Of course you were afraid of dying, Schiff said. Come on. Why can’t you both fear and desire death? Are you a machine?
Because I wanted to live, full stop. A desire to die would have been easier to deal with. No conflict there. I jump off the roof.
And did you jump off the roof?
I did not jump off the roof.
Look, I say crazy things sometimes. I probably shouldn’t even have started down this road with you, Schiff said.
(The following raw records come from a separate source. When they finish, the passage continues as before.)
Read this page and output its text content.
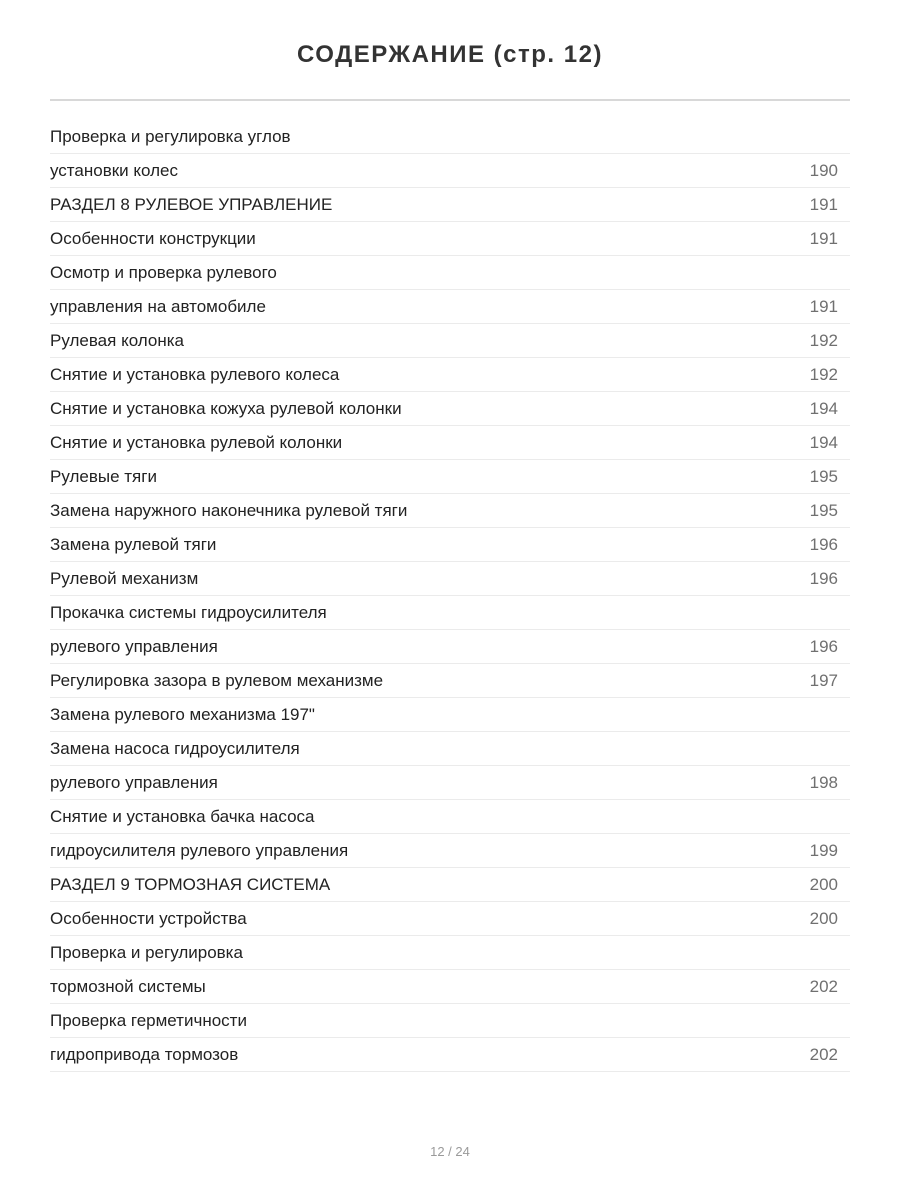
СОДЕРЖАНИЕ (стр. 12)
Проверка и регулировка углов
установки колес	190
РАЗДЕЛ 8 РУЛЕВОЕ УПРАВЛЕНИЕ	191
Особенности конструкции	191
Осмотр и проверка рулевого
управления на автомобиле	191
Рулевая колонка	192
Снятие и установка рулевого колеса	192
Снятие и установка кожуха рулевой колонки	194
Снятие и установка рулевой колонки	194
Рулевые тяги	195
Замена наружного наконечника рулевой тяги	195
Замена рулевой тяги	196
Рулевой механизм	196
Прокачка системы гидроусилителя
рулевого управления	196
Регулировка зазора в рулевом механизме	197
Замена рулевого механизма 197"
Замена насоса гидроусилителя
рулевого управления	198
Снятие и установка бачка насоса
гидроусилителя рулевого управления	199
РАЗДЕЛ 9 ТОРМОЗНАЯ СИСТЕМА	200
Особенности устройства	200
Проверка и регулировка
тормозной системы	202
Проверка герметичности
гидропривода тормозов	202
12 / 24
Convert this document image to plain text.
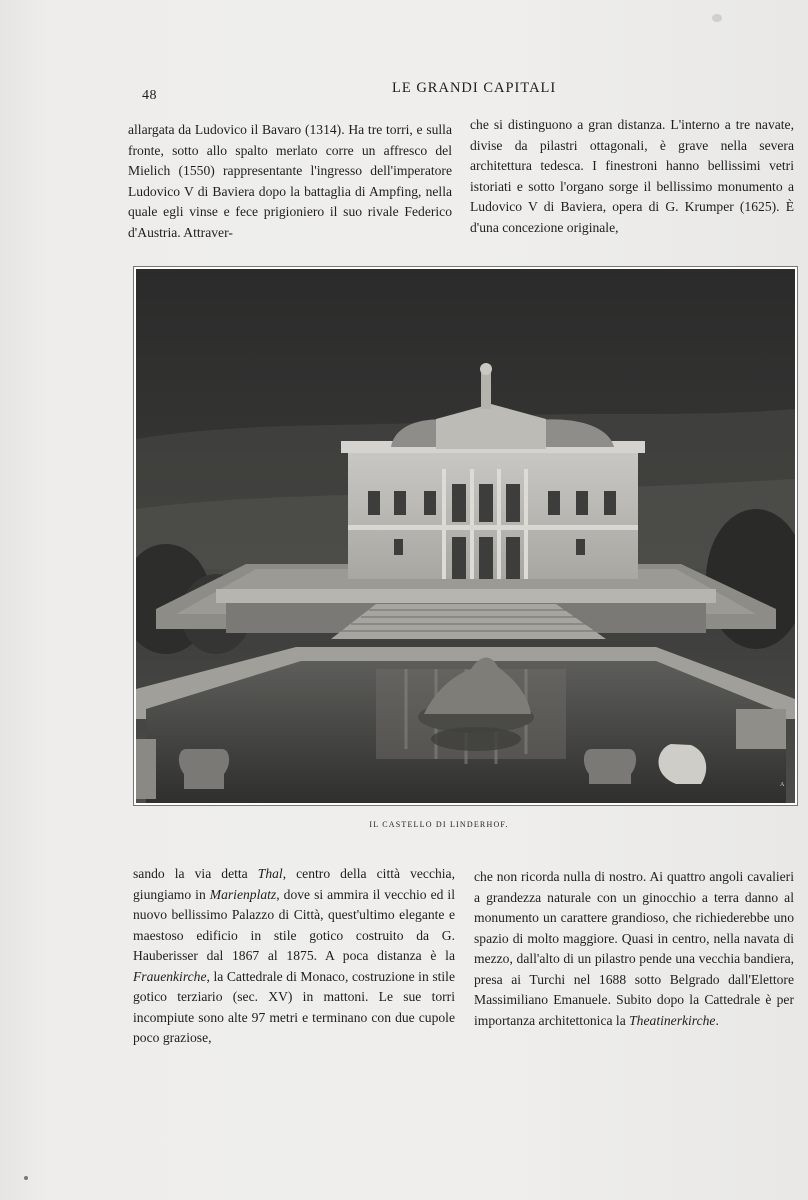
48	LE GRANDI CAPITALI

allargata da Ludovico il Bavaro (1314). Ha tre torri, e sulla fronte, sotto allo spalto merlato corre un affresco del Mielich (1550) rappresentante l'ingresso dell'imperatore Ludovico V di Baviera dopo la battaglia di Ampfing, nella quale egli vinse e fece prigioniero il suo rivale Federico d'Austria. Attraver-

che si distinguono a gran distanza. L'interno a tre navate, divise da pilastri ottagonali, è grave nella severa architettura tedesca. I finestroni hanno bellissimi vetri istoriati e sotto l'organo sorge il bellissimo monumento a Ludovico V di Baviera, opera di G. Krumper (1625). È d'una concezione originale,

A
IL CASTELLO DI LINDERHOF.

sando la via detta Thal, centro della città vecchia, giungiamo in Marienplatz, dove si ammira il vecchio ed il nuovo bellissimo Palazzo di Città, quest'ultimo elegante e maestoso edificio in stile gotico costruito da G. Hauberisser dal 1867 al 1875. A poca distanza è la Frauenkirche, la Cattedrale di Monaco, costruzione in stile gotico terziario (sec. XV) in mattoni. Le sue torri incompiute sono alte 97 metri e terminano con due cupole poco graziose,

che non ricorda nulla di nostro. Ai quattro angoli cavalieri a grandezza naturale con un ginocchio a terra danno al monumento un carattere grandioso, che richiederebbe uno spazio di molto maggiore. Quasi in centro, nella navata di mezzo, dall'alto di un pilastro pende una vecchia bandiera, presa ai Turchi nel 1688 sotto Belgrado dall'Elettore Massimiliano Emanuele. Subito dopo la Cattedrale è per importanza architettonica la Theatinerkirche.
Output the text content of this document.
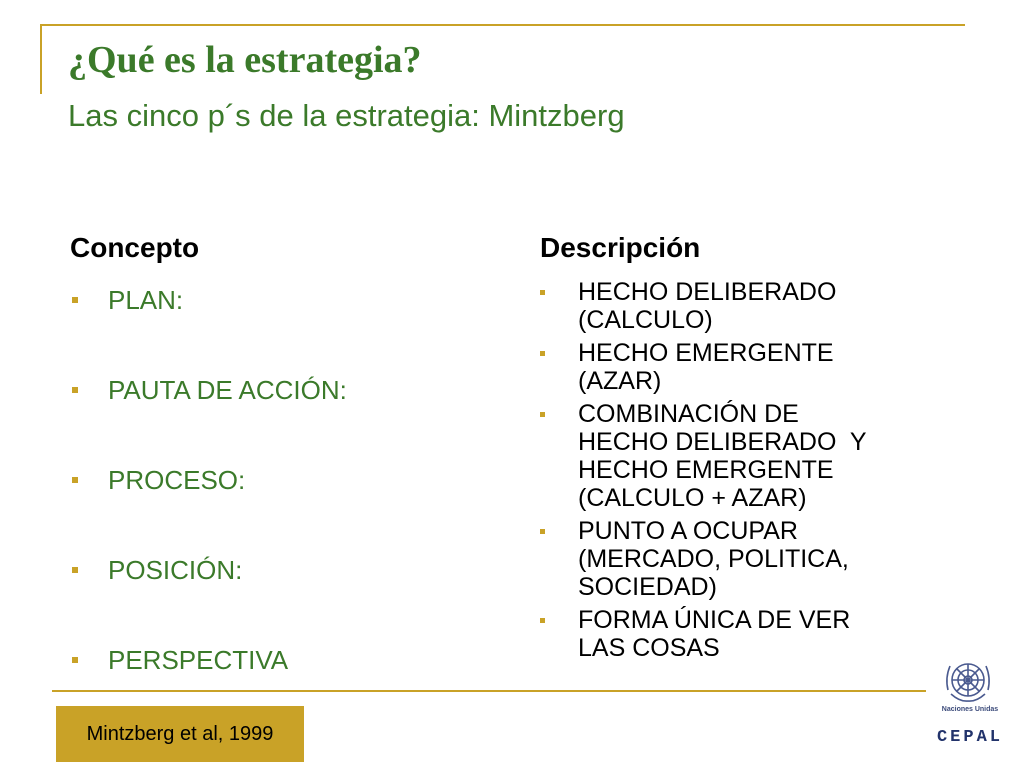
¿Qué es la estrategia?
Las cinco p´s de la estrategia: Mintzberg
Concepto	Descripción
PLAN:
PAUTA DE ACCIÓN:
PROCESO:
POSICIÓN:
PERSPECTIVA
HECHO DELIBERADO
(CALCULO)
HECHO EMERGENTE
(AZAR)
COMBINACIÓN DE
HECHO DELIBERADO  Y
HECHO EMERGENTE
(CALCULO + AZAR)
PUNTO A OCUPAR
(MERCADO, POLITICA,
SOCIEDAD)
FORMA ÚNICA DE VER
LAS COSAS
Mintzberg et al, 1999
Naciones Unidas
CEPAL
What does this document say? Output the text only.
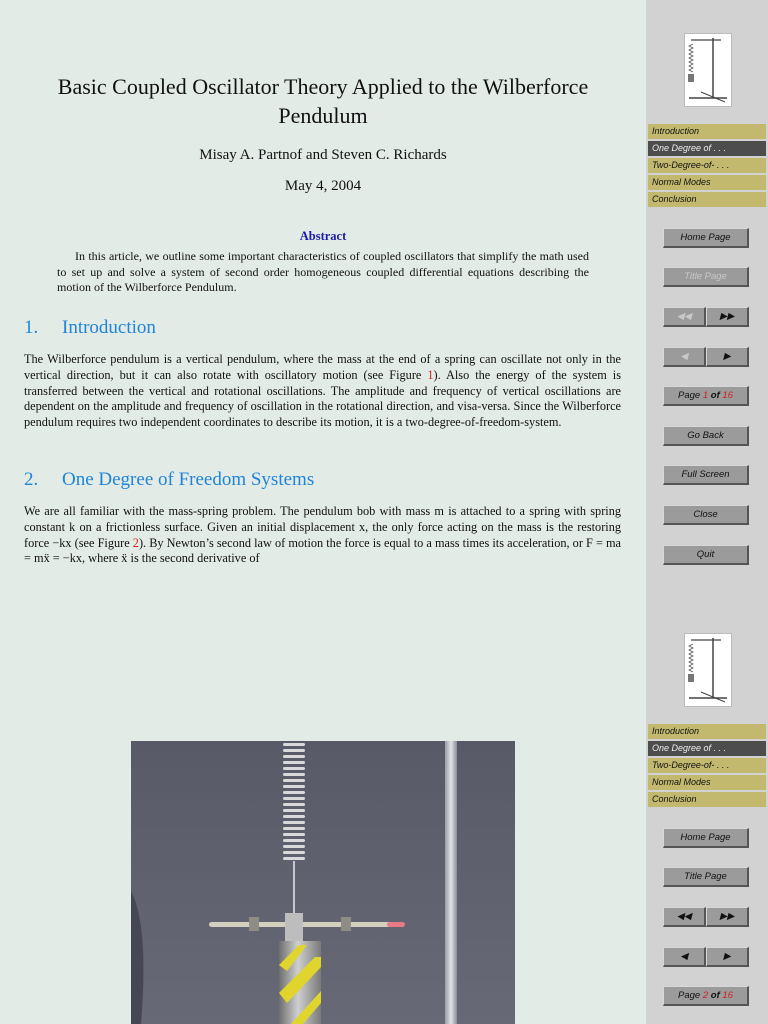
Basic Coupled Oscillator Theory Applied to the Wilberforce Pendulum
Misay A. Partnof and Steven C. Richards
May 4, 2004
Abstract
In this article, we outline some important characteristics of coupled oscillators that simplify the math used to set up and solve a system of second order homogeneous coupled differential equations describing the motion of the Wilberforce Pendulum.
1. Introduction
The Wilberforce pendulum is a vertical pendulum, where the mass at the end of a spring can oscillate not only in the vertical direction, but it can also rotate with oscillatory motion (see Figure 1). Also the energy of the system is transferred between the vertical and rotational oscillations. The amplitude and frequency of vertical oscillations are dependent on the amplitude and frequency of oscillation in the rotational direction, and visa-versa. Since the Wilberforce pendulum requires two independent coordinates to describe its motion, it is a two-degree-of-freedom-system.
2. One Degree of Freedom Systems
We are all familiar with the mass-spring problem. The pendulum bob with mass m is attached to a spring with spring constant k on a frictionless surface. Given an initial displacement x, the only force acting on the mass is the restoring force −kx (see Figure 2). By Newton’s second law of motion the force is equal to a mass times its acceleration, or F = ma = mẍ = −kx, where ẍ is the second derivative of
Introduction
One Degree of . . .
Two-Degree-of- . . .
Normal Modes
Conclusion
Home Page
Title Page
◀◀	▶▶
◀	▶
Page 1 of 16
Go Back
Full Screen
Close
Quit
Introduction
One Degree of . . .
Two-Degree-of- . . .
Normal Modes
Conclusion
Home Page
Title Page
◀◀	▶▶
◀	▶
Page 2 of 16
This again, my father said.
Schiff had been on the pro tennis circuit before enrolling in the psych program at CUNY, and he had that ex-athlete’s way of moving to avoid pain, every bend or stoop the sum of a careful calculation. Joints gone to hell, every ligament a bit too tight, every muscle on the verge of rupture, he usually sat draped over his leather chair, utterly slack unless movement was absolutely necessary. He had a big head that my father found comforting. His forehead had executed a sort of continental drift across the top of his skull and what hair he had left he kept stubble-length with an electric razor. He transmitted boundless waves of security and empathy. A cardigan over a button-down shirt, button collar, corduroys, big brown Earth shoes. My father had always assumed Schiff was good with children, and then, because Schiff h
ad trained him well, he followed that assumption with a lengthy explication of why he wanted Schiff to be good with children, and whether or not he wished he were Schiff’s child.
Schiff said, You fantasized that the bicycle you rode around the hospital grounds might suddenly become structurally unsound, snap in two, and spear you in the chest, is that correct?
And the inside of the thigh. Femoral artery, my father said.
And the roller coaster? You repeatedly returned to watch the very roller coaster that set the whole thing off?
Yes.
What do I know, but it sounds like you were looking for a way to die. Maybe hoping? Is hoping too strong a word here?
No, it’s just the opposite. I never wanted to die. The fear tied me in knots. It made me a nonfunctioning human being.
Look, you want something from an old textbook? Say you’ve got a teenage boy who says he hates his mother. He storms out of the room whenever she walks in, won’t speak to her, does everything in his power to stay as far away from her as possible. He’s a raging asshole to her. When he does speak, he says vicious things. Every time she tries to give him a kiss on the cheek, he repels her. He drives her away at all costs. Why? His behavior tells a story. He doesn’t understand it himself—here he is, pushing away the woman who has nurtured him for fourteen, fifteen years, a woman he wrote mash notes to when he was six. What’s changed? Why would he behave this way? Because suddenly he has hard-ons for her. Her image invades his fantasies when he’s jerking off. And what’s worse, he’s physically powerful enough to act on his desire. He has the equipment now, and for the first time in his life he’s physically bigger than she is. He knows he could take her if he wanted her. And, oh boy, he does want her. Well, he doesn’t have to have read Oedipus to know how Oedipus turns out.
I never had a thing for my mother, my father said.
Sure you did, but I was only offering an analogous illustration.